Die vier Frauen gehören zum Akutschmerzdienst des Krankenhauses. Die Idee dahinter: In enger Zusammenarbeit mit den Ärzten der Klinik für Anästhesiologie, operative Intensivmedizin und Schmerztherapie rund um Privatdozent Dr. Torsten Meier kümmern sich die speziell ausgebildeten Pflegerinnen abteilungsübergreifend um Patienten. Durch eine möglichst gut abgestimmte Behandlung soll verhindert werden, dass aus akuten Schmerzen chronische werden.

Das Team des Akutschmerzdienstes: Nicole Busch, Sabrina Witte, Sigrid Brand-Rempe und Renate Wassing (v. li.) sind auf die Behandlung von Schmerzen spezialisiert.

Intensität einschätzen

Bei ihrer täglichen Arbeit betreuen die Schmerzexpertinnen Patienten im Aufwachraum oder auf Station nach einer OP. Dabei ermitteln sie mithilfe einer Skala, der sogenannten NRSSkala (numerische Analogskala), die Intensität des Schmerzes.

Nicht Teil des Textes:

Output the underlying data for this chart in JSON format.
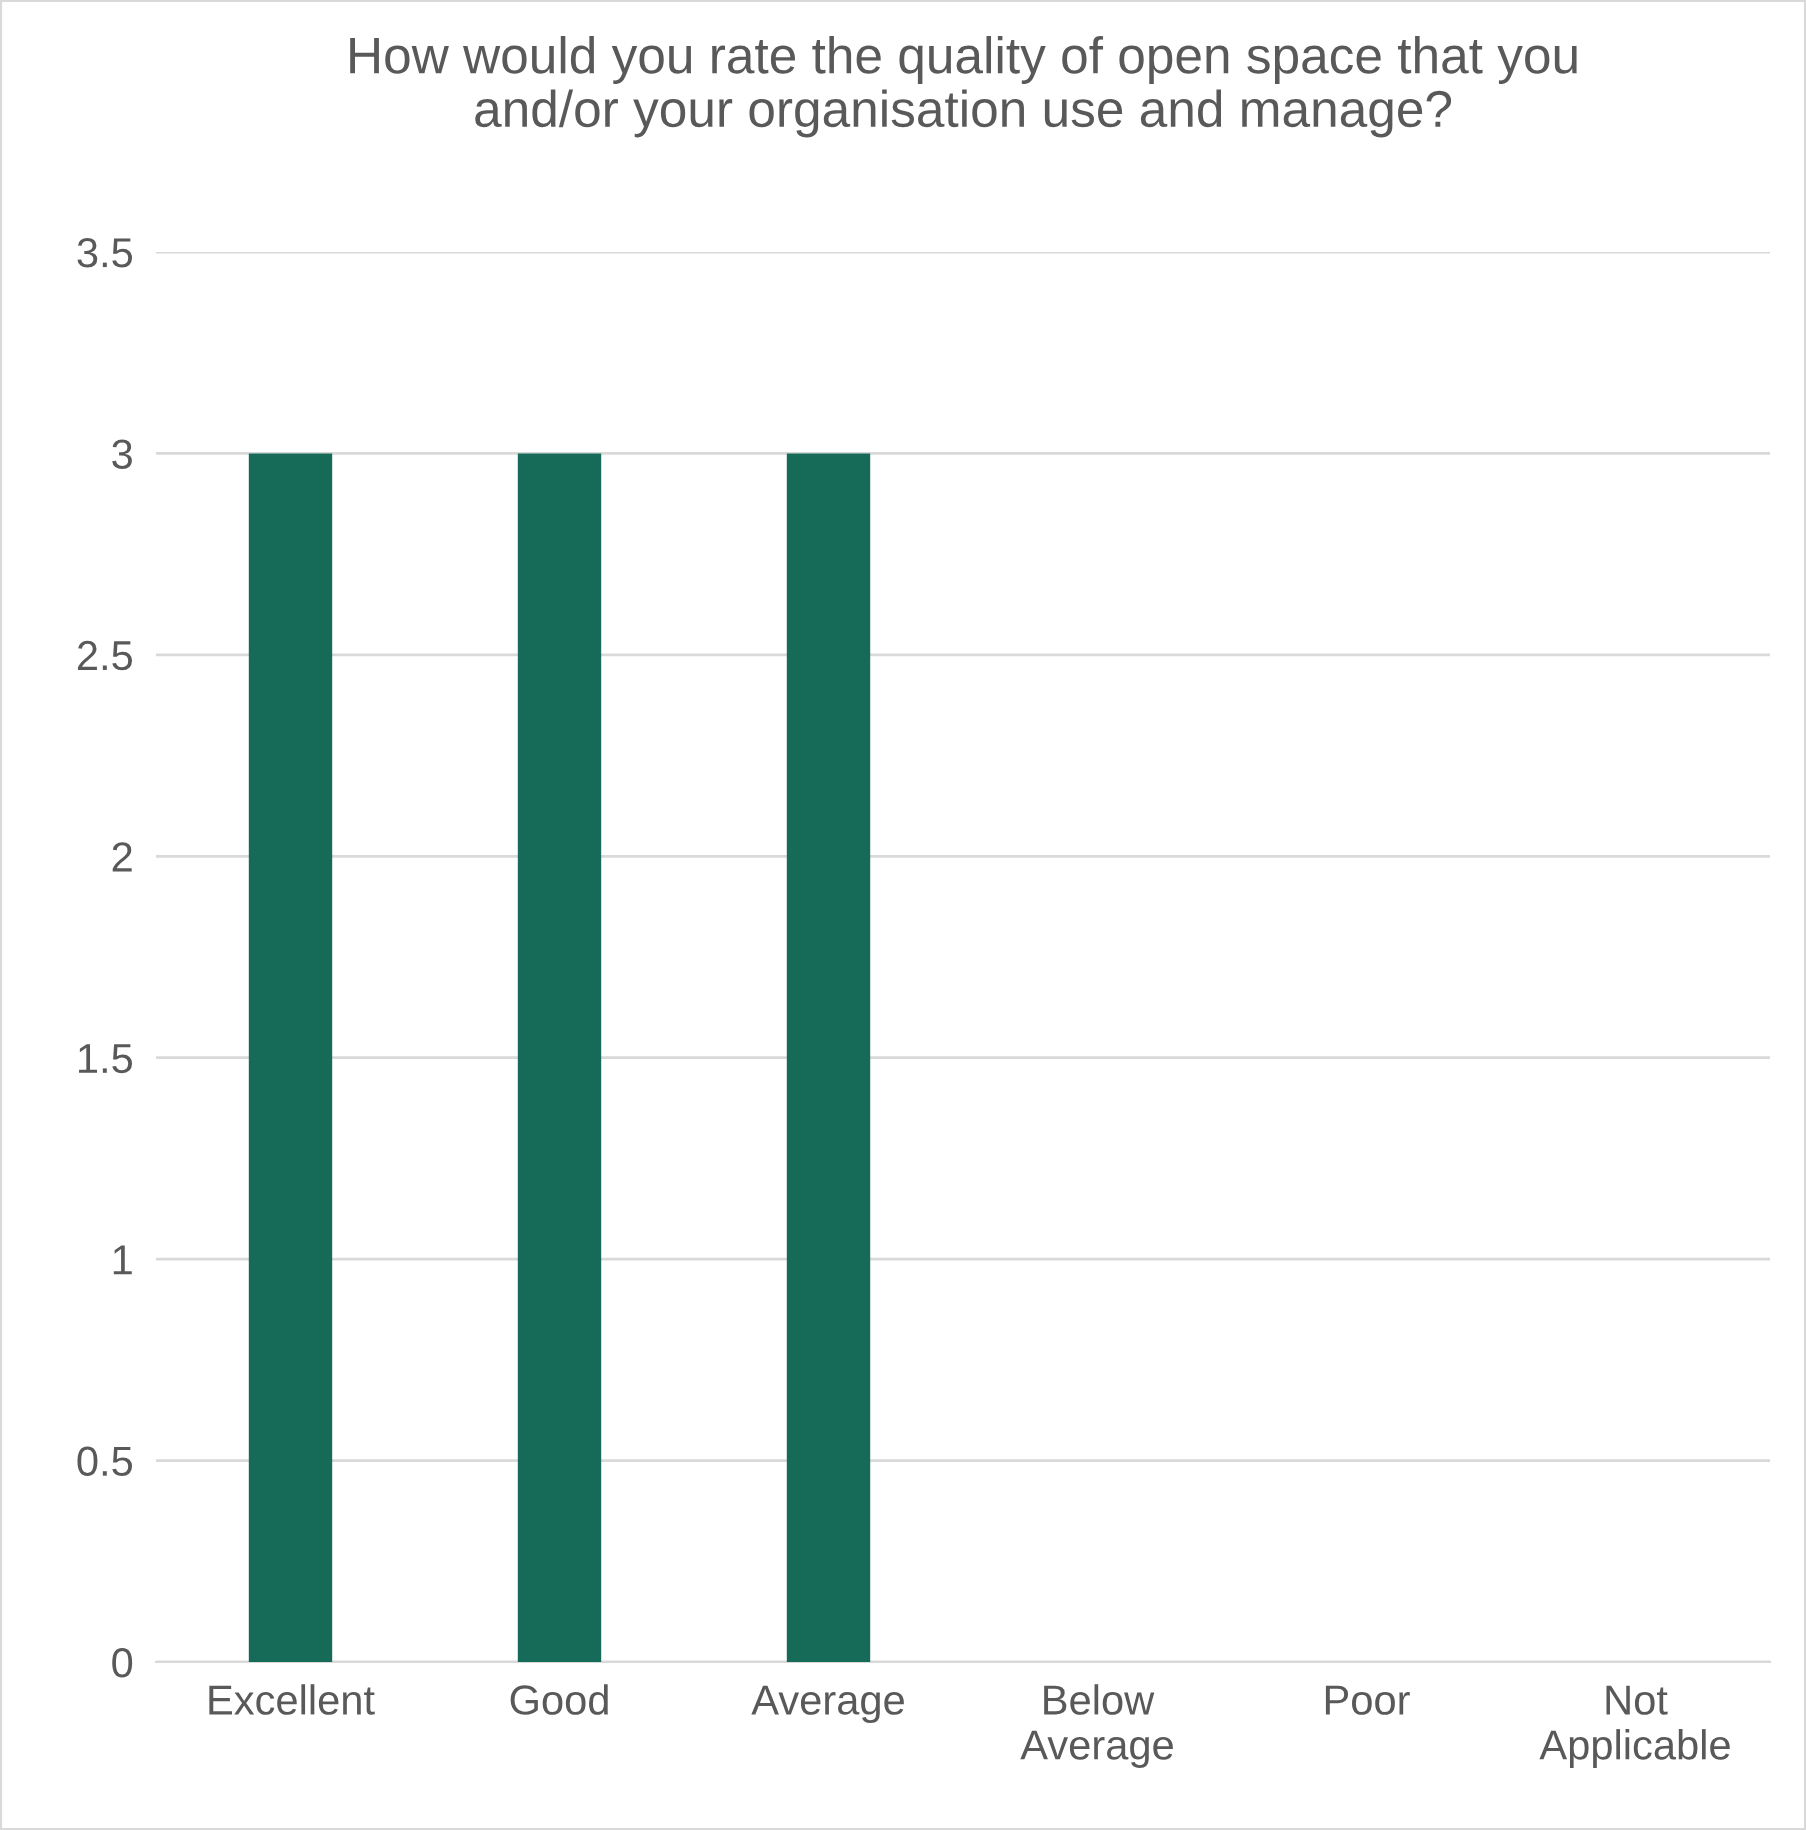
{
  "chart_data": {
    "type": "bar",
    "title": "How would you rate the quality of open space that you and/or your organisation use and manage?",
    "categories": [
      "Excellent",
      "Good",
      "Average",
      "Below Average",
      "Poor",
      "Not Applicable"
    ],
    "values": [
      3,
      3,
      3,
      0,
      0,
      0
    ],
    "color": "#156b57",
    "ylim": [
      0,
      3.5
    ],
    "yticks": [
      0,
      0.5,
      1,
      1.5,
      2,
      2.5,
      3,
      3.5
    ],
    "grid": "y",
    "legend": false
  }
}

Die Dokumentation ist ein wichtiger Baustein des Akutschmerzdienstes. Eine andere Aufgabe: Zusammen mit Ärzten erklären sie den Patienten die Benutzung einer Schmerzpumpe. Ein individuell auf die Bedürfnisse der Erkrankten eingestellter Computer gibt Lokalanästhetika ab. „Schmerzspitzen kann der Patient selbst abfangen, auf Knopfdruck steht dafür eine Dosis bereit – sozusagen eine Extraportion Schmerzmittel“, erklärt Dr. Indira Ruch, Oberärztin in der Klinik für Anästhesiologie, operative Intensivmedizin und Schmerztherapie sowie Ärztliche Leiterin des Akutschmerzdienstes. Die Tagesdosis ist über den Computer begrenzt, sie wird je nach Verlauf der Beschwerden individuell bei Bedarf neu angepasst.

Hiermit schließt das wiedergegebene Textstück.